Título: Um cheiro de Arruda que não sai
Autor: Franco, Bernardo Mello
Fonte: O Globo, 25/02/2010, O País, p. 4

Imagens do governador preso enfeitam centro social do aliado Wilson Lima

BRASÍLIA. Mesmo que se esforce muito, o novo governador interino do Distrito Federal, Wilson Lima (PR), terá dificuldades para aparentar independência em relação ao governador afastado José Roberto Arruda (ex-DEM). A imagem de um Arruda sorridente, bem diferente do político preso há duas semanas, está em todos os cantos do centro social que o novo ocupante do Palácio do Buriti mantém no Gama, cidadesatélite de Brasília. Ontem, Lima anunciou algumas medidas moralizadoras, numa tentativa de evitar a intervenção federal no DF.

Deputado distrital há três mandatos, ele mantém uma típica rotina de vereador assistencialista em seu reduto eleitoral, a meia hora de carro do centro da capital. Lá, um prédio sem letreiro na porta serve de sede para o Instituto Cultural Wilson Lima, misto de escritório político e centro de prestação de serviços comunitários. Em 2008, o novo governador foi acusado de desviar servidores da Câmara Legislativa para atender os eleitores.

Só na recepção do centro, Arruda aparece ao lado de Lima em três fotos.

A assinatura dele também está num diploma de ¿parceiros da escola¿, que vincula as atividades do instituto à Secretaria de Educação do Distrito Federal. Para completar, um adesivo colado na porta principal vincula o nome do novo chefe do Executivo ao desenho de um galho de arruda, marca registrada do governador em suas campanhas eleitorais.

A assessoria de Lima informou que o instituto estaria desativado há um ano e que o local teria sido transformado em escritório político. No entanto, a entidade continua a ser anunciada como ¿menina dos olhos do deputado¿ em sua página na internet, onde a primeira-dama interina, Márcia Lima, cobra a liberação de verbas federais. O site divulga cursos gratuitos de artesão, manicure e até ¿designer de sobrancelhas¿.

No local, há mais sinais de que os serviços continuam de vento em popa, como uma pilha de fichas de inscrição sobre a mesa de entrada e salas de aula equipadas com dezenas de cadeiras de plástico. A recepcionista sustentou que as aulas estariam paradas, mas admitiu que o local é usado para atender pedidos diversos de eleitores de Brasília e até de cidades no entorno do DF.
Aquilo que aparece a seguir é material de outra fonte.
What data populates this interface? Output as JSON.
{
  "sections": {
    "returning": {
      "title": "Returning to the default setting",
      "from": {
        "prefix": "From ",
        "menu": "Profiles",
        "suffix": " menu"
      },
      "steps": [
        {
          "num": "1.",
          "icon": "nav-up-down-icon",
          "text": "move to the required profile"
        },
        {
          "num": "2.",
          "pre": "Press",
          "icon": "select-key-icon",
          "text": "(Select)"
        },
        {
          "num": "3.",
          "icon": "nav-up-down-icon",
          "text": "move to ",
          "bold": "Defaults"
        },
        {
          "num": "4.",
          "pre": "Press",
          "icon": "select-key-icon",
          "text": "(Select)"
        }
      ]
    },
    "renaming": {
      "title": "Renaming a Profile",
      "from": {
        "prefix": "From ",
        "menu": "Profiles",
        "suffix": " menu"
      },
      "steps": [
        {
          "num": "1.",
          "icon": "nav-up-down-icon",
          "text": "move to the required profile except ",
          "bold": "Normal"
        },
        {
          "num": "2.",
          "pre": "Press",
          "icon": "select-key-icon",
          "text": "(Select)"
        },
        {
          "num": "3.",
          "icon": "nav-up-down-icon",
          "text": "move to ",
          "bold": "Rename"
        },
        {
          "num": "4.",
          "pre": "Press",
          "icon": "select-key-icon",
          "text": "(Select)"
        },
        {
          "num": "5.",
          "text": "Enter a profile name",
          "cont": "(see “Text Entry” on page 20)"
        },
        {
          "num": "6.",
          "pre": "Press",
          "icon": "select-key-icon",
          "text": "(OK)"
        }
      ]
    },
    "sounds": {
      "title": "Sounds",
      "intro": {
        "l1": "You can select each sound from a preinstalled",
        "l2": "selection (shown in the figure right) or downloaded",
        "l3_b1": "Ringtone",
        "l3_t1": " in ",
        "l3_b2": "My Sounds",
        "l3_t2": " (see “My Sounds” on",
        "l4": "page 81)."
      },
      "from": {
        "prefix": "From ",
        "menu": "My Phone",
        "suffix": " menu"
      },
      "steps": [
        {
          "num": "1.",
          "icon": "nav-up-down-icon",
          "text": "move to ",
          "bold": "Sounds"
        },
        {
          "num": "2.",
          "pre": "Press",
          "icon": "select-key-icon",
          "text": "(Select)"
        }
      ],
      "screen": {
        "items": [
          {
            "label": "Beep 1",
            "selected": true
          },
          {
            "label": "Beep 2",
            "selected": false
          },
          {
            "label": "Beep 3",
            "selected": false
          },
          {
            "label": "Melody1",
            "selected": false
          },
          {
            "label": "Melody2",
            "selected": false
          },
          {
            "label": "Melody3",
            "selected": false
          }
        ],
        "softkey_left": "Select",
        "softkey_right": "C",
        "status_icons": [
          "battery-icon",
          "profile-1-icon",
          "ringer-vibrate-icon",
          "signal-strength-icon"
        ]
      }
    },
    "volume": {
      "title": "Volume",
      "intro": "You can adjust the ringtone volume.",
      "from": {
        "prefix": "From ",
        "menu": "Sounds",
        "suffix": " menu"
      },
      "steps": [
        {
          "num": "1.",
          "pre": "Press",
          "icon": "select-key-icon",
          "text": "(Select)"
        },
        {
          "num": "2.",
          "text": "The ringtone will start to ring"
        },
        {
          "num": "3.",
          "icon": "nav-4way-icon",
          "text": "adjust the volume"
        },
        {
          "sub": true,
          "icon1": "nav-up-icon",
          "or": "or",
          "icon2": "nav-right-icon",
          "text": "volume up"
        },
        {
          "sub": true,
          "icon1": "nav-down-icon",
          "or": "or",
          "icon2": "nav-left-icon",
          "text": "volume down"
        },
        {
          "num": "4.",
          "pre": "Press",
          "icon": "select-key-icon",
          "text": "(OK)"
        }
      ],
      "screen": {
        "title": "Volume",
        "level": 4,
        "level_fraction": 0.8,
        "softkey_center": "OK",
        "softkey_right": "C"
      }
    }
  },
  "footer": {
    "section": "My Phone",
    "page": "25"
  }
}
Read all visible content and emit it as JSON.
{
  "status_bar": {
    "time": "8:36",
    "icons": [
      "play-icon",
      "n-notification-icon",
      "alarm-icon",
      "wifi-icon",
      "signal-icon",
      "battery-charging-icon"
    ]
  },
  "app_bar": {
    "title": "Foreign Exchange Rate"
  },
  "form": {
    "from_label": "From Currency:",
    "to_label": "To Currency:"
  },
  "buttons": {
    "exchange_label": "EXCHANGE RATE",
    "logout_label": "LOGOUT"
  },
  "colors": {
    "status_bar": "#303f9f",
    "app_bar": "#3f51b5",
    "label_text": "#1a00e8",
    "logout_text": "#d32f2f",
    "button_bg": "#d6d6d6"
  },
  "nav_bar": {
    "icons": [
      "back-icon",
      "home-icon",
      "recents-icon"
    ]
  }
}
Ontem, em seu primeiro dia no poder, Lima anunciou a suspensão de todos os repasses de verba pública a empresas acusadas de financiar o mensalão do DEM. Além disso, acertou a demissão ¿a pedido¿ do secretário de Planejamento, Ricardo Pena, citado na Operação Caixa de Pandora. E pediu ao Tribunal de Contas local que apresse a conclusão de auditorias em contratos com firmas suspeitas de pagar propina ao grupo de Arruda.

O primeiro compromisso do novo governador foi um encontro a portas fechadas com o ex-vice Paulo Octávio, que renunciara na véspera, após 12 dias no comando do governo do Distrito Federal.

Depois, Lima reuniu os secretários para pedir apoio à sua gestão. O titular dos Transportes, Alberto Fraga, chegou a anunciar que Lima só ficaria no cargo até abril, para disputar a reeleição como deputado distrital. A informação foi desmentida pela assessoria do governador interino, e o secretário teve que voltar atrás.